Your Conversation is None of My Business

Embracing the creative energy found in public spaces.

Learning to tune out, go within, and write privately in public spaces

One of the many changes I have made in my life over the last month is joining a writing group. The group of diverse writers share space and energy, more than story ideas or critiques. We meet in a large coffee/sandwich space every Friday midday for two hours. The space has ample tables to spread out our laptops, tablets, and other personal belongings, including our name cards, so that we can greet each other and create a writing community. The walls of the building we meet in are mostly glass, or they have large windows that let plenty of natural light in. The pulse of the shop beats with a constant stream of customers, and there is a pleasant hum of energy and uplifting music playing through the speakers overhead. There seems to be a core group of dedicated attendees, but otherwise the group varies from week to week, as people show up when they can, balancing their writing time with life demands. One writer I met during my first visit had just finished a book and was preparing to write and travel abroad.

Get ready to write …

After a fifteen-minute greet and get settled period, everyone begins working independently on their own project. Several writers are working on book projects, another is writing a script, others journal or blog. Even though we are not collaborating on writing projects, we are creating a group energy that I could not recreate on my own. We write for twenty minutes, rest for five, and repeat, during our two-hour time together. This timed routine of focused attention, followed by a short rest period is helpful and healthy and one I should have been following for years as a teacher, while grading endless papers.

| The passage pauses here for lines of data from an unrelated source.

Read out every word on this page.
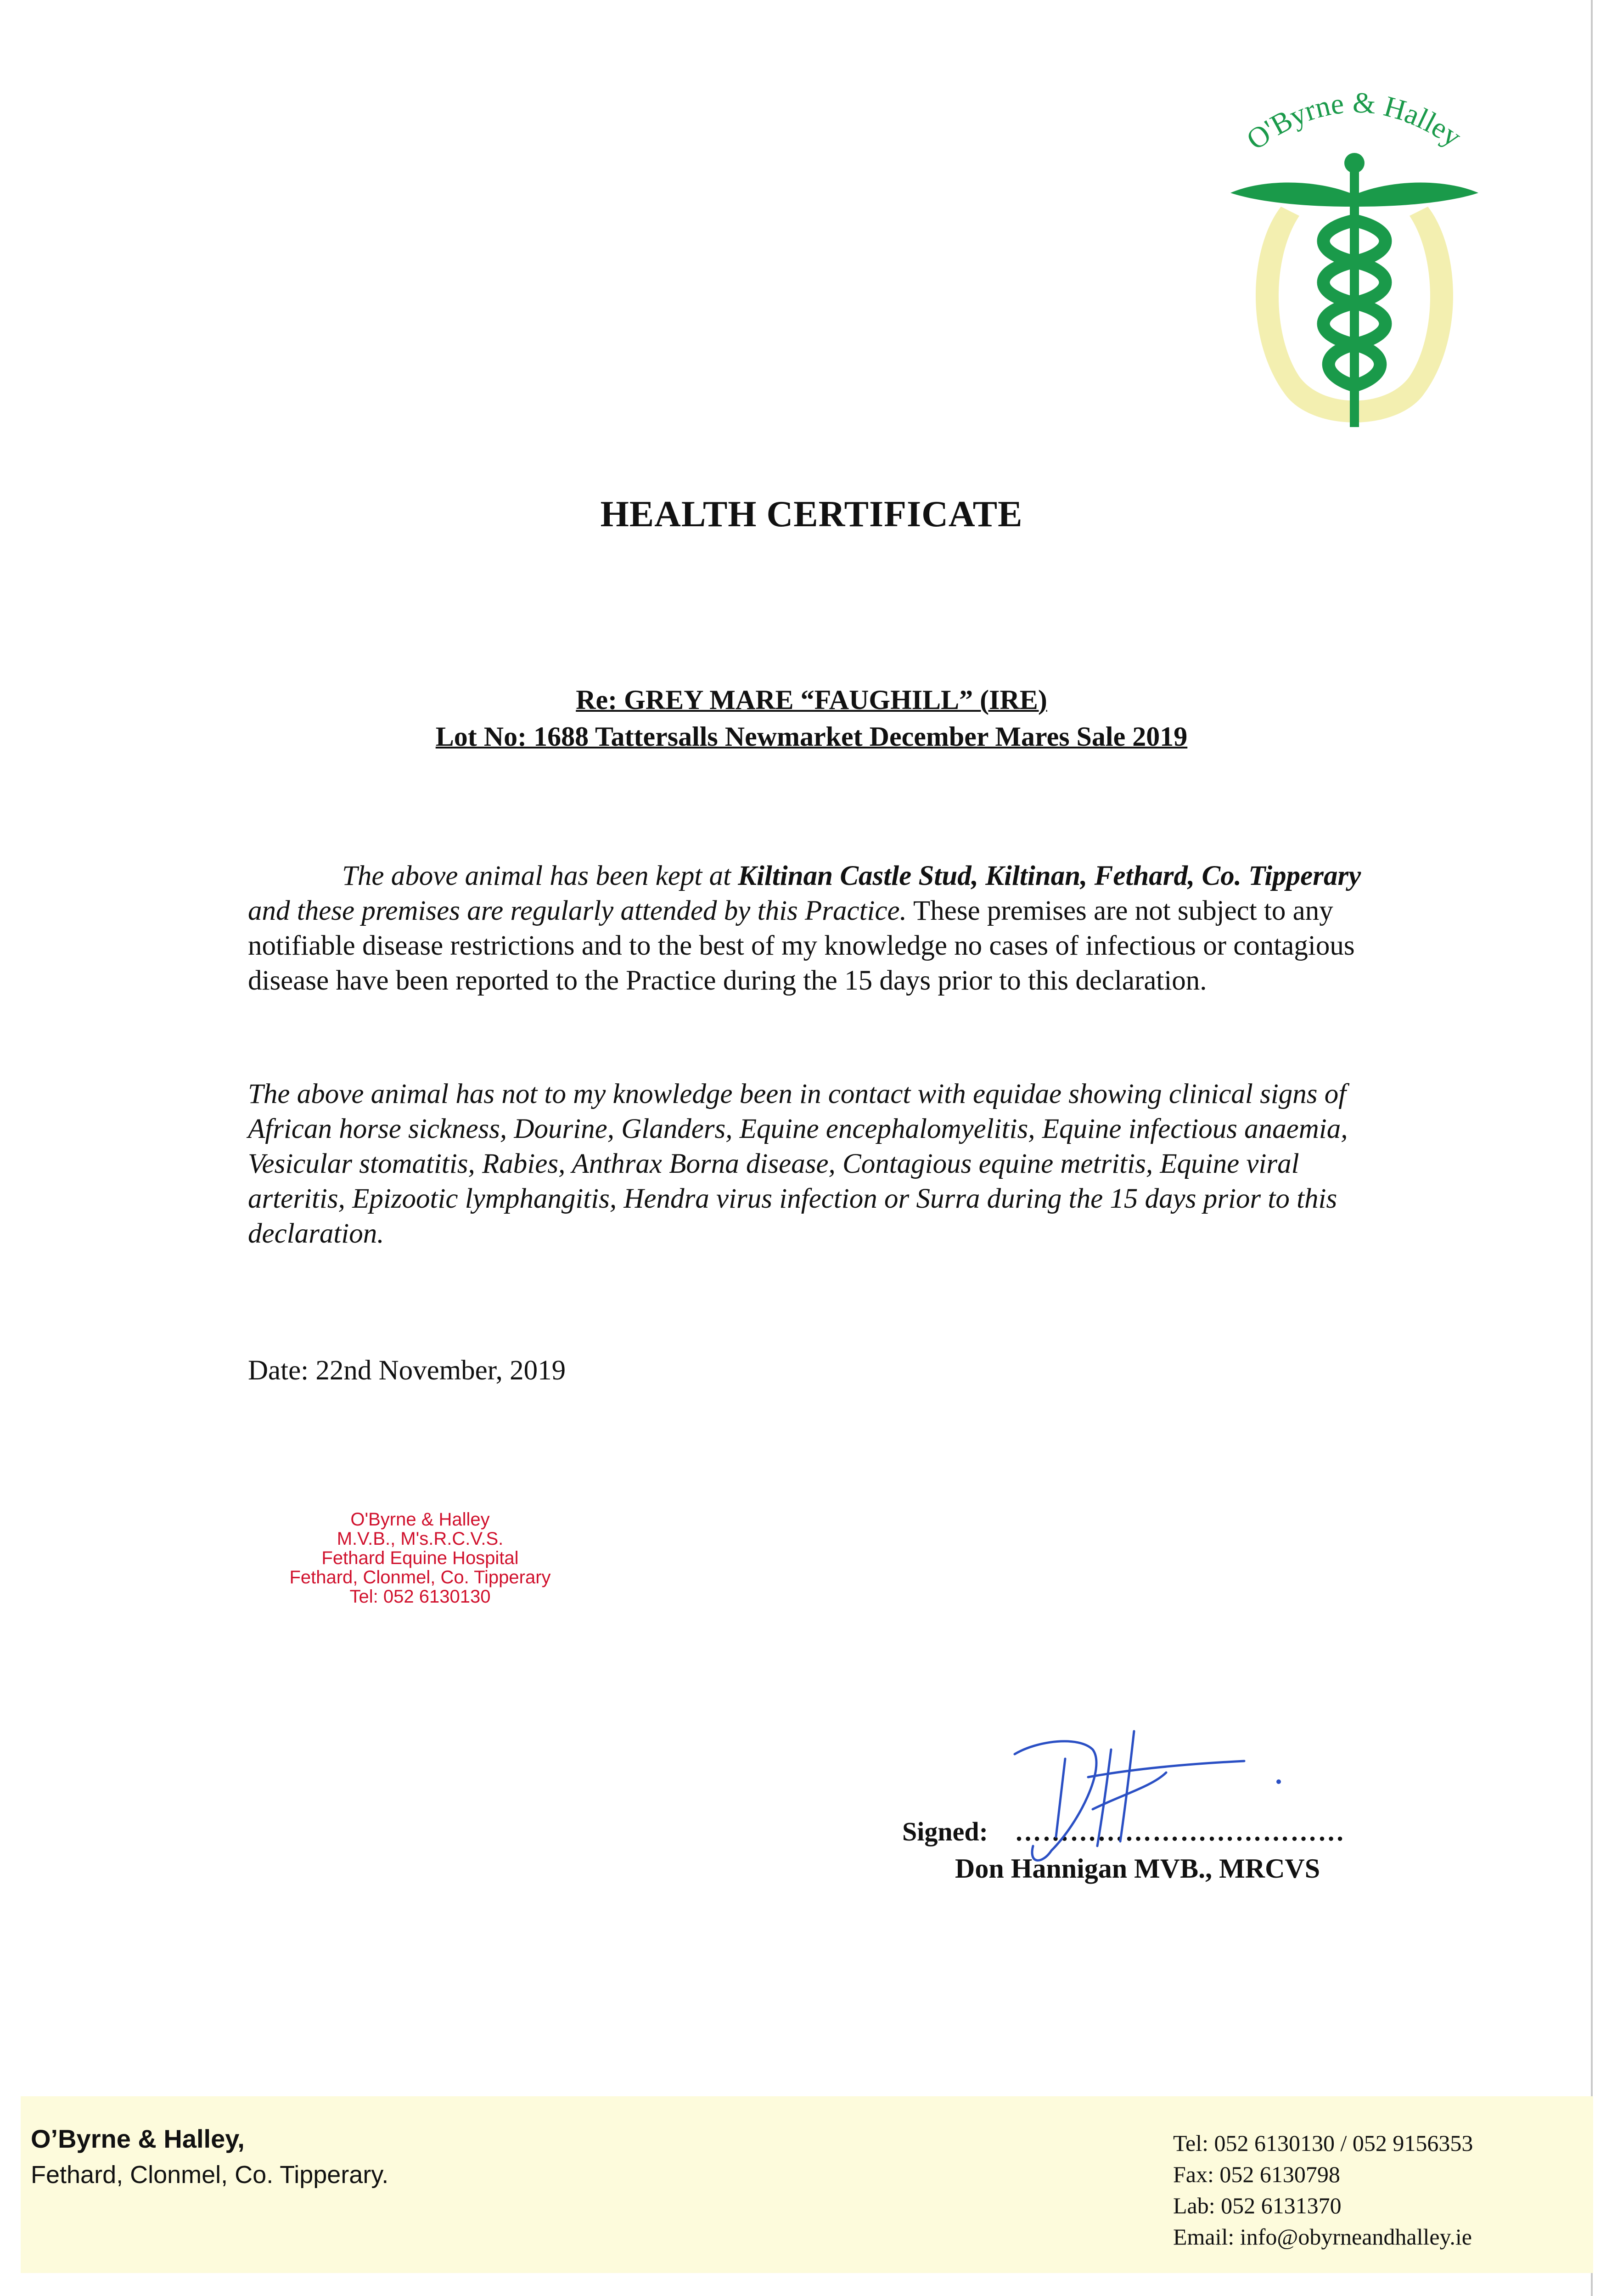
O'Byrne & Halley
HEALTH CERTIFICATE
Re: GREY MARE “FAUGHILL” (IRE)
Lot No: 1688 Tattersalls Newmarket December Mares Sale 2019
The above animal has been kept at Kiltinan Castle Stud, Kiltinan, Fethard, Co. Tipperary and these premises are regularly attended by this Practice. These premises are not subject to any notifiable disease restrictions and to the best of my knowledge no cases of infectious or contagious disease have been reported to the Practice during the 15 days prior to this declaration.
The above animal has not to my knowledge been in contact with equidae showing clinical signs of African horse sickness, Dourine, Glanders, Equine encephalomyelitis, Equine infectious anaemia, Vesicular stomatitis, Rabies, Anthrax Borna disease, Contagious equine metritis, Equine viral arteritis, Epizootic lymphangitis, Hendra virus infection or Surra during the 15 days prior to this declaration.
Date: 22nd November, 2019
O'Byrne & Halley
M.V.B., M's.R.C.V.S.
Fethard Equine Hospital
Fethard, Clonmel, Co. Tipperary
Tel: 052 6130130
Signed: ………………………………
Don Hannigan MVB., MRCVS
O’Byrne & Halley,
Fethard, Clonmel, Co. Tipperary.
Tel: 052 6130130 / 052 9156353
Fax: 052 6130798
Lab: 052 6131370
Email: info@obyrneandhalley.ie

I was a bit reluctant to join the group, because I did not believe that I could be productive in a coffee shop experience, with the distractions of movement and conversation stealing my attention. My hesitation in joining the group was also grounded in my reluctance to share my writing with strangers. Not that I had a writing project to share during my first visit, and I certainly wasn’t prepared to critique or have my work critiqued by another. Not yet, anyway. I had many reasons to not attend my first writing group, but I put my hesitation aside and joined the other writers five weeks ago. I have attended each week, with the exception of my week away in Tucson. I am so glad I did not let my reasons for writing in solitary confinement derail me from the experience of sharing space with other writers. I have learned many things about my writing self in a short time.

I have learned …

  • that I can tune out busy-ness around me and tune into my inner thoughts and actually complete a coherent sentence.
  • how much I enjoy being in the presence of others who share the common goal of putting their thoughts on paper, regardless of what each final writing purpose or project might look like.    
  • how important group accountability is for my growth. Knowing I am connected to a group of writers raises my accountability and the likelihood that I will “show up” and get some work done.

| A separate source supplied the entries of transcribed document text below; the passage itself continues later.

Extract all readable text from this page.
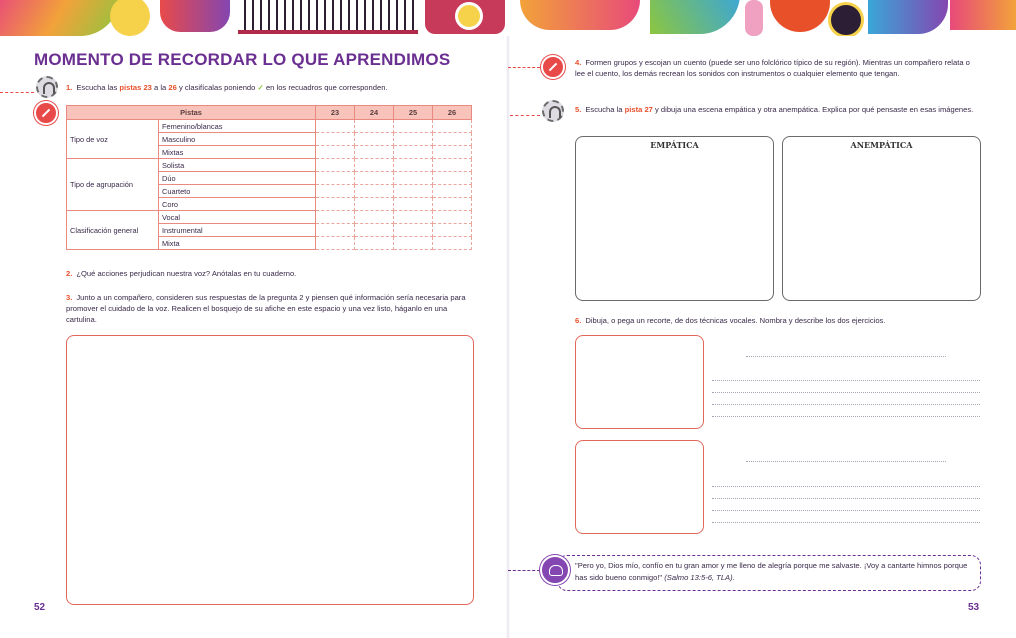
MOMENTO DE RECORDAR LO QUE APRENDIMOS
1. Escucha las pistas 23 a la 26 y clasifícalas poniendo ✓ en los recuadros que corresponden.
Pistas		23	24	25	26
Tipo de voz	Femenino/blancas				
	Masculino				
	Mixtas				
Tipo de agrupación	Solista				
	Dúo				
	Cuarteto				
	Coro				
Clasificación general	Vocal				
	Instrumental				
	Mixta				
2. ¿Qué acciones perjudican nuestra voz? Anótalas en tu cuaderno.
3. Junto a un compañero, consideren sus respuestas de la pregunta 2 y piensen qué información sería necesaria para promover el cuidado de la voz. Realicen el bosquejo de su afiche en este espacio y una vez listo, háganlo en una cartulina.
52
4. Formen grupos y escojan un cuento (puede ser uno folclórico típico de su región). Mientras un compañero relata o lee el cuento, los demás recrean los sonidos con instrumentos o cualquier elemento que tengan.
5. Escucha la pista 27 y dibuja una escena empática y otra anempática. Explica por qué pensaste en esas imágenes.
EMPÁTICA	ANEMPÁTICA
6. Dibuja, o pega un recorte, de dos técnicas vocales. Nombra y describe los dos ejercicios.
"Pero yo, Dios mío, confío en tu gran amor y me lleno de alegría porque me salvaste. ¡Voy a cantarte himnos porque has sido bueno conmigo!" (Salmo 13:5-6, TLA).
53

My initial hesitation about being too distracted to write in a coffee shop was unfounded. To my surprise, I was able to type two pages of draft during my first visit and the experience left me energized, not depleted, as I had feared. I thought my only path to inspired ideas and creative writing had to take place in the quiet solitude of my home office. I was wrong. Perhaps my hasty judgments about my ideal writing space were based on my experience of trying to write or grade in a classroom alongside forty restless teenagers. It just did not happen, so I stopped trying. Even if my students were supposed to be quietly writing themselves, there were always a few distractions and I felt it my responsibility to supervise my class and not allow myself to be fully immersed in my own work. Their productivity and safety was my top priority and my writing tasks would have to wait until I had quiet time after school to focus without interruption. The writing tasks I was attempting to complete were related to my teaching responsibilities, but I felt it more important to be fully available and accessible for their needs-which were many and constant.

Of course, these responsibilities included grading, grading, and more grading. Too many times of being interrupted while trying to grade essays, research projects, or tests while my students were also working, caused me to restructure my grading routine. For the most part, it happened only after school, when I could read and comment on one sentence one time, versus having to reread and repeat, due to interruptions. My teaching philosophy and style did add to my workload and hours, but I have no regrets about being fully committed to my students’ progress. Now, it is my time. It is my time to write, express, and share and not worry about the group of teenagers talking over their lunch, or the group of seniors catching up over tea, or the toddler hitting the writer across from me with a Styrofoam sword brought from home (true story). The conversations and movements of others are theirs to share and no longer mine to manage.